A equipe avaliou por meio das amostras de sangue dos indivíduos a ação das propriedades do cacau nos diversos marcadores inflamatórios e de estresse oxidativo citados – a TNF-α, a IL-6, o MDA e a LDL oxidada. Os níveis de potássio e fósforo também foram monitorados.

“A redução da TNF-α, por exemplo, não é sentida pelos pacientes, porém é um importante marcador de mortalidade cardiovascular”, explica Mafra. Após as três semanas de observação, os pacientes que consumiram o chocolate apresentaram redução significativa nos níveis de inflamação medidos pelo TNF-α; já os marcadores de dano oxidativo não tiveram alterações. Isso evidencia que, embora o chocolate tenha efeito anti-inflamatório, ele não tem impacto direto nos níveis de estresse oxidativo.

“Ainda é um momento de avaliação e não de certezas. Eu não posso afirmar que os pacientes de DRC em hemodiálise devem consumir chocolate amargo sempre, até porque cada caso deve ser analisado individualmente. A pesquisa traz bons indícios, mas ainda são necessárias mais pesquisas a respeito do tema, que é pouco abordado”, ressalta Mafra.


Ambulatório de Nutrição Renal da UFF. Foto: Reprodução/instagram


UFF atende pacientes com doenças renais

A Faculdade de Nutrição da UFF, além de desenvolver atividades de ensino e pesquisa, também oferece um espaço de serviço e acolhimento da comunidade: o Ambulatório de Nutrição Renal. O atendimento gratuito a pacientes de doença renal crônica oferece consulta e tratamento conservador, uma etapa anterior à diálise. O intuito é que, através da prescrição de dietas, monitoramentos laboratoriais e acompanhamento próximo, seja possível controlar as comorbidades frequentes nos casos de DRC, como a diabetes e hipertensão, e retardar a progressão da doença.

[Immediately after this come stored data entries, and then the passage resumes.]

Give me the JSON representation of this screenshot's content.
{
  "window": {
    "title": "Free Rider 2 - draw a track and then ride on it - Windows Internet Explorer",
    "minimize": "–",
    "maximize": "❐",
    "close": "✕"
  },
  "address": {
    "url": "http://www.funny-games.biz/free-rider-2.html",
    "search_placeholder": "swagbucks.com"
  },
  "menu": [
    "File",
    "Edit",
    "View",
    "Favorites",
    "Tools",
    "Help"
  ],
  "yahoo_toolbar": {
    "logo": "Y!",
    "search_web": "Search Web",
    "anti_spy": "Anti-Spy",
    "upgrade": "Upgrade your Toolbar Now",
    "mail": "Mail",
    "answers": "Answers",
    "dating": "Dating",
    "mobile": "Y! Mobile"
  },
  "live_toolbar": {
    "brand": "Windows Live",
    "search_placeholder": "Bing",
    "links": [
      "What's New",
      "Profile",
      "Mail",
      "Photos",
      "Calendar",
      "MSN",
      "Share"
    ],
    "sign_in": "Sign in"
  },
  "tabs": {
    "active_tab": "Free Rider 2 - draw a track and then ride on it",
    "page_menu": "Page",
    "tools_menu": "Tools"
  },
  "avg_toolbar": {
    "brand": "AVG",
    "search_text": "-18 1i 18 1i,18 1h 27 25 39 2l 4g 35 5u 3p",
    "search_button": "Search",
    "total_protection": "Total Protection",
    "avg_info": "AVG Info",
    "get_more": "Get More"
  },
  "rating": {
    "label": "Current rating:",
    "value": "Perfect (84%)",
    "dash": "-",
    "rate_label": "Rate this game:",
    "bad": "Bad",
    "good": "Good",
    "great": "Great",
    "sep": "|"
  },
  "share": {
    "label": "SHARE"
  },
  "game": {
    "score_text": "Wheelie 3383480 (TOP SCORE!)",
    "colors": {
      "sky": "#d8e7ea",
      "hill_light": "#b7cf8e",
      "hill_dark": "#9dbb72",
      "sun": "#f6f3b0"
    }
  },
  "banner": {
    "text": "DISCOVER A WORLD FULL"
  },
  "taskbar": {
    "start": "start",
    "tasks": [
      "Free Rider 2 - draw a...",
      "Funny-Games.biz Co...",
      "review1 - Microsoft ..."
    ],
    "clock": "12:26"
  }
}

“São cinco estágios da falência renal e, se o diagnóstico é precoce, conseguimos retardar pelo maior tempo possível a entrada do paciente em diálise. Fazemos uma dieta hipoprotéica, hipossódica, controlando fósforo, potássio, oferecendo as calorias adequadas, tudo para segurar o paciente antes da diálise. Porque, quando isso acontece, tudo muda”, explica Mafra. Diferente dos pacientes que ainda estão em etapas iniciais da DRC, as pessoas que apresentam maior falência nos rins têm mais inflamações, estresse oxidativo e mais riscos de mortalidade cardiovascular, relembra a professora.

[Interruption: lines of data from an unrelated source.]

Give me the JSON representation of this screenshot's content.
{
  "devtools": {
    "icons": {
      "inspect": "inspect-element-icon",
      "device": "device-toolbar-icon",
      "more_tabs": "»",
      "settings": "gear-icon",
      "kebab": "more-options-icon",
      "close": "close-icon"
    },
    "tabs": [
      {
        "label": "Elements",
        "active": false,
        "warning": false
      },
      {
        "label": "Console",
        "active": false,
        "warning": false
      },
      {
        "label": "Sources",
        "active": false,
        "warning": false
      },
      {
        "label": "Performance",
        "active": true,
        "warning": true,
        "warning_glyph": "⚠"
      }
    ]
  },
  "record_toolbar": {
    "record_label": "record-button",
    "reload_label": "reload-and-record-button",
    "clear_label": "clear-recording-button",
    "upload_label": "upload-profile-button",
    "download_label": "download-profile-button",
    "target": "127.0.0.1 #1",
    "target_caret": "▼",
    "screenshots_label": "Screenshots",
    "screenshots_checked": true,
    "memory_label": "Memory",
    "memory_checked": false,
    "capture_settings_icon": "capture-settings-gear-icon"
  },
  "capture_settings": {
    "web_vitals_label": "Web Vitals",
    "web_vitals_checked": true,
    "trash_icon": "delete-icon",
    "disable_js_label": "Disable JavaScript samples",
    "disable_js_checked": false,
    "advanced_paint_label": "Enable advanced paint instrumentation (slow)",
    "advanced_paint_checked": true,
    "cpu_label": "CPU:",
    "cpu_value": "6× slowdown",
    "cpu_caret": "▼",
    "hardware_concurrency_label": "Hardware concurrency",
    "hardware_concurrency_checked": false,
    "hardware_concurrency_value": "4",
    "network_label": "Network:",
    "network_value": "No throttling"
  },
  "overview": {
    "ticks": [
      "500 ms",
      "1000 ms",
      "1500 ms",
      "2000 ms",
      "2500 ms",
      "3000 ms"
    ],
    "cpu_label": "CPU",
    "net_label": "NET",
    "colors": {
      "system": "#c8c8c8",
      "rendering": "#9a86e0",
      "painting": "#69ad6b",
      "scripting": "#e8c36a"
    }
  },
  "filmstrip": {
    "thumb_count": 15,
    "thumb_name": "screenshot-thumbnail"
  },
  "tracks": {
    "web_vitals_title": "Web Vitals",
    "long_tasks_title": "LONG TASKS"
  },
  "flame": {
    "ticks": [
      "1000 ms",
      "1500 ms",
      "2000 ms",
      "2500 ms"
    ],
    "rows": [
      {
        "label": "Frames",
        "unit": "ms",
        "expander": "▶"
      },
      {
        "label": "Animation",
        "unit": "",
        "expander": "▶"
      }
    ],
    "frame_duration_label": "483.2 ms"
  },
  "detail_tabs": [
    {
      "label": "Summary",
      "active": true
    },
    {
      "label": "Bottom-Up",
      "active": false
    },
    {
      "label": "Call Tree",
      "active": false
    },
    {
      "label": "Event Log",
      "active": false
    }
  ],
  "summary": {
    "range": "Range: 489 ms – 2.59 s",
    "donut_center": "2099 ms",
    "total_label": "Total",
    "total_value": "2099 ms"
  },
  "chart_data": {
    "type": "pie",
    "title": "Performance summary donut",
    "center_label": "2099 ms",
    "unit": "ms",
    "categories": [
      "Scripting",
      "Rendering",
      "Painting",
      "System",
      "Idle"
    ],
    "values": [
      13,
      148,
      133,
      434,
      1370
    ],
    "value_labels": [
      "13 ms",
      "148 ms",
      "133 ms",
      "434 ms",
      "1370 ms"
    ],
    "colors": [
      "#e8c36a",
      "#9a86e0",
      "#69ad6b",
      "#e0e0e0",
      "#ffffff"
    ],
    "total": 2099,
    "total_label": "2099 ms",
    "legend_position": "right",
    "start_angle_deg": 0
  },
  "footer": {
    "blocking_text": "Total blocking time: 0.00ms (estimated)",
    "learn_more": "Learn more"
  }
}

O agendamento das consultas é feito pelo WhatsApp (21) 98370-7933 e é preciso apresentar nome, idade e telefone para contato, último resultado de exame de sangue e pedido de encaminhamento de nefrologista para nutrição, com diagnóstico e estágio da DRC.

Ludmila Cardozo e Denise Mafra. Foto: Arquivo pessoal

Ludmila Cardozo é doutora em Ciências Médicas pela UFF, pós-doutora em Ciências Cardiovasculares, mestre em Atenção Integrada à Saúde da Criança e do Adolescente também pela UFF e graduada em Nutrição pela Universidade Federal do Estado do Rio de Janeiro (UNIRIO). É professora da Faculdade de Nutrição da UFF e dos Programas de Pós Graduação em Ciências Cardiovasculares e em Ciências da Nutrição da UFF. Já foi membro do Comitê de Nutrição da Sociedade Brasileira de Nefrologia e hoje é vice-coordenadora do Grupo de Pesquisas em Nutrição Renal da UFF.

Denise Mafra é doutora e mestre em Ciências dos Alimentos pela Universidade de São Paulo (USP) e graduada em Nutrição pela Universidade Federal de Santa Catarina (UFSC). É professora da Faculdade de Nutrição da UFF e dos Programas de Pós-Graduação em Ciências Médicas, em Ciências da Nutrição da UFF e em Ciências Biológicas e Fisiologia da Universidade Federal do Rio de Janeiro (UFRJ). Integra o Comitê de Nutrição da Sociedade Brasileira de Nefrologia e hoje é coordenadora do Grupo de Pesquisa em Nutrição Renal da UFF.